Cour constitutionnelle (Cour d'Arbitrage): Arrêt du 22 septembre 2016 (Belgique). RG 114/2016

Date :
22-09-2016
Langue :
Allemand Français Néerlandais
Taille :
3 pages
Section :
Jurisprudence
Source :
Justel F-20160922-4
Numéro de rôle :
114/2016

Résumé :

La Cour dit pour droit : l'article 1022 du Code judiciaire, tel qu'il a été inséré par l'article 7 de la loi du 21 avril 2007 puis modifié par l'article 2 de la loi du 22 décembre 2008, ne viole pas les articles 10 et 11 de la Constitution.

Arrêt :

Ajoutez le document à un dossier () pour commencer à l'annoter.
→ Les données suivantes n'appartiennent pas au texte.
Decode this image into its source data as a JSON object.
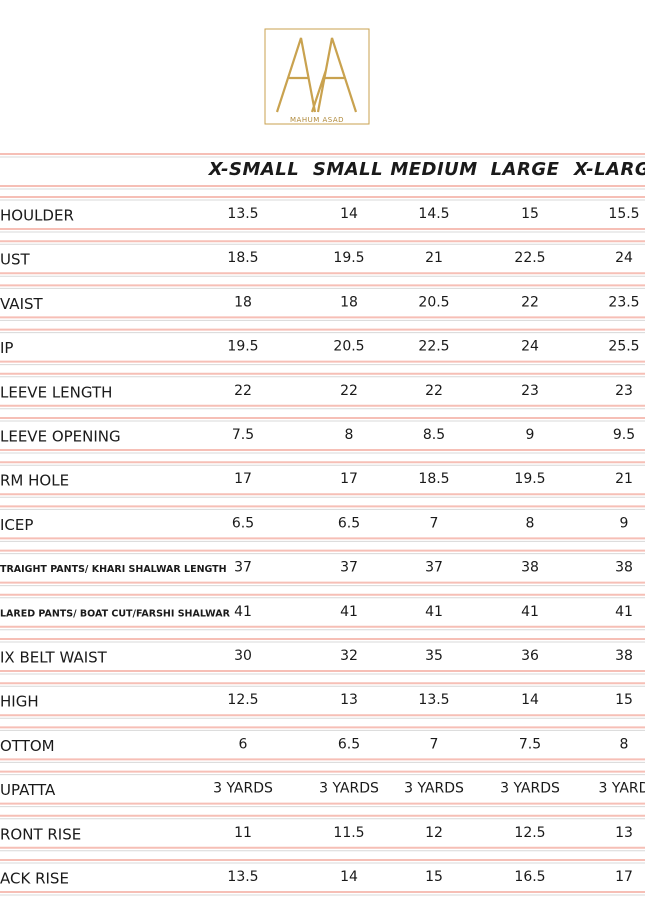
{
  "logo": {
    "brand": "MAHUM ASAD"
  },
  "table": {
    "header": [
      "X-SMALL",
      "SMALL",
      "MEDIUM",
      "LARGE",
      "X-LARG"
    ],
    "rows": [
      [
        "HOULDER",
        "13.5",
        "14",
        "14.5",
        "15",
        "15.5"
      ],
      [
        "UST",
        "18.5",
        "19.5",
        "21",
        "22.5",
        "24"
      ],
      [
        "VAIST",
        "18",
        "18",
        "20.5",
        "22",
        "23.5"
      ],
      [
        "IP",
        "19.5",
        "20.5",
        "22.5",
        "24",
        "25.5"
      ],
      [
        "LEEVE LENGTH",
        "22",
        "22",
        "22",
        "23",
        "23"
      ],
      [
        "LEEVE OPENING",
        "7.5",
        "8",
        "8.5",
        "9",
        "9.5"
      ],
      [
        "RM HOLE",
        "17",
        "17",
        "18.5",
        "19.5",
        "21"
      ],
      [
        "ICEP",
        "6.5",
        "6.5",
        "7",
        "8",
        "9"
      ],
      [
        "TRAIGHT PANTS/ KHARI SHALWAR LENGTH",
        "37",
        "37",
        "37",
        "38",
        "38"
      ],
      [
        "LARED PANTS/ BOAT CUT/FARSHI SHALWAR",
        "41",
        "41",
        "41",
        "41",
        "41"
      ],
      [
        "IX BELT WAIST",
        "30",
        "32",
        "35",
        "36",
        "38"
      ],
      [
        "HIGH",
        "12.5",
        "13",
        "13.5",
        "14",
        "15"
      ],
      [
        "OTTOM",
        "6",
        "6.5",
        "7",
        "7.5",
        "8"
      ],
      [
        "UPATTA",
        "3 YARDS",
        "3 YARDS",
        "3 YARDS",
        "3 YARDS",
        "3 YARD"
      ],
      [
        "RONT RISE",
        "11",
        "11.5",
        "12",
        "12.5",
        "13"
      ],
      [
        "ACK RISE",
        "13.5",
        "14",
        "15",
        "16.5",
        "17"
      ]
    ]
  }
}
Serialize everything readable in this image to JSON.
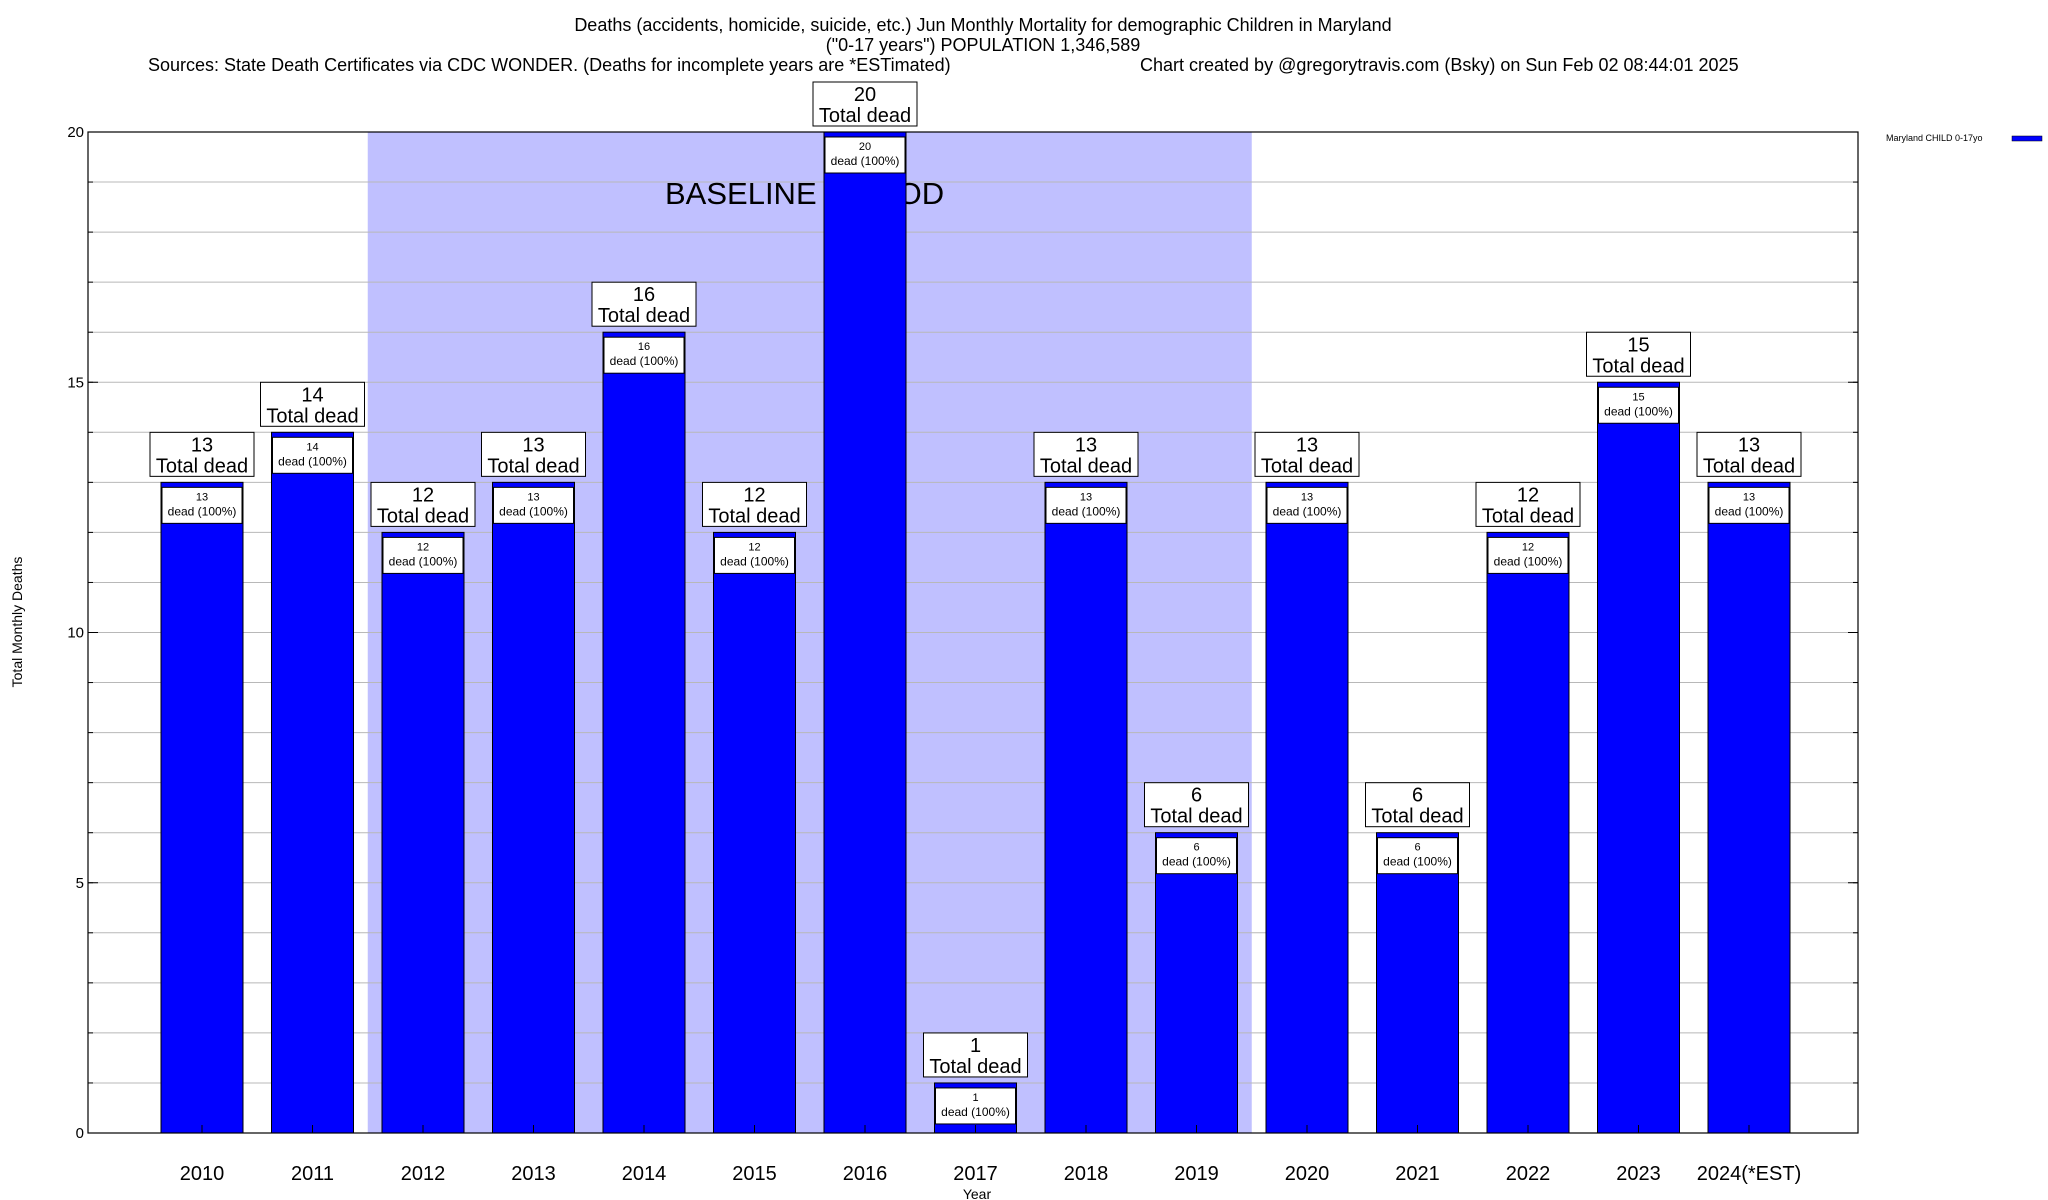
{
  "chart_data": {
    "type": "bar",
    "title_lines": [
      "Deaths (accidents, homicide, suicide, etc.) Jun Monthly Mortality for demographic Children in Maryland",
      "(\"0-17 years\") POPULATION 1,346,589"
    ],
    "sources": "Sources: State Death Certificates via CDC WONDER. (Deaths for incomplete years are *ESTimated)",
    "credit": "Chart created by @gregorytravis.com (Bsky) on Sun Feb 02 08:44:01 2025",
    "xlabel": "Year",
    "ylabel": "Total Monthly Deaths",
    "ylim": [
      0,
      20
    ],
    "yticks": [
      0,
      5,
      10,
      15,
      20
    ],
    "minor_step": 1,
    "categories": [
      "2010",
      "2011",
      "2012",
      "2013",
      "2014",
      "2015",
      "2016",
      "2017",
      "2018",
      "2019",
      "2020",
      "2021",
      "2022",
      "2023",
      "2024(*EST)"
    ],
    "series": [
      {
        "name": "Maryland CHILD 0-17yo",
        "color": "#0000ff",
        "values": [
          13,
          14,
          12,
          13,
          16,
          12,
          20,
          1,
          13,
          6,
          13,
          6,
          12,
          15,
          13
        ]
      }
    ],
    "total_label_suffix": "Total dead",
    "inner_label_suffix": "dead (100%)",
    "baseline": {
      "label": "BASELINE PERIOD",
      "from_category": "2012",
      "to_category": "2019",
      "color": "#c0c0ff"
    },
    "legend_position": "top-right, outside plot"
  }
}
La Cour constitutionnelle,

composée des présidents J. Spreutels et E. De Groot, et des juges L. Lavrysen, A. Alen, J.-P. Moerman, E. Derycke et F. Daoût, assistée du greffier F. Meersschaut, présidée par le président J. Spreutels,

après en avoir délibéré, rend l'arrêt suivant :

I. Objet de la question préjudicielle et procédure

Par arrêt du 2 mars 2015 en cause de Cécile Jenart et Marouan El Arbaoui contre l'officier de l'état civil de la commune de Dour, dont l'expédition est parvenue au greffe de la Cour le 13 mars 2015, la Cour d'appel de Mons a posé la question préjudicielle suivante :

« L'article 1022 du Code judiciaire, tel qu'il est rédigé dans l'attente de l'entrée en vigueur de la loi du 21 février 2010 (et lu conformément entre autres aux arrêts de la Cour constitutionnelle du 18 mai 2011 (n° 83/2011) et du 8 mars 2012 (n° 43/2012)), viole-t-il les articles 10 et 11 de la Constitution, en ce qu'une indemnité de procédure peut être mise à charge de la partie qui succombe dans un recours intenté, contre l'officier de l'état civil, sur la base de l'article 167, dernier alinéa, du Code civil, alors que lorsque l'officier de l'état civil succombe dans ce même cadre aucune indemnité de procédure ne peut lui être imposée ? ».

(...)

III. En droit

(...)

B.1. L'article 1022 du Code judiciaire, inséré par l'article 7 de la loi du 21 avril 2007 puis modifié par l'article 2 de la loi du 22 décembre 2008 dispose :

« L'indemnité de procédure est une intervention forfaitaire dans les frais et honoraires d'avocat de la partie ayant obtenu gain de cause.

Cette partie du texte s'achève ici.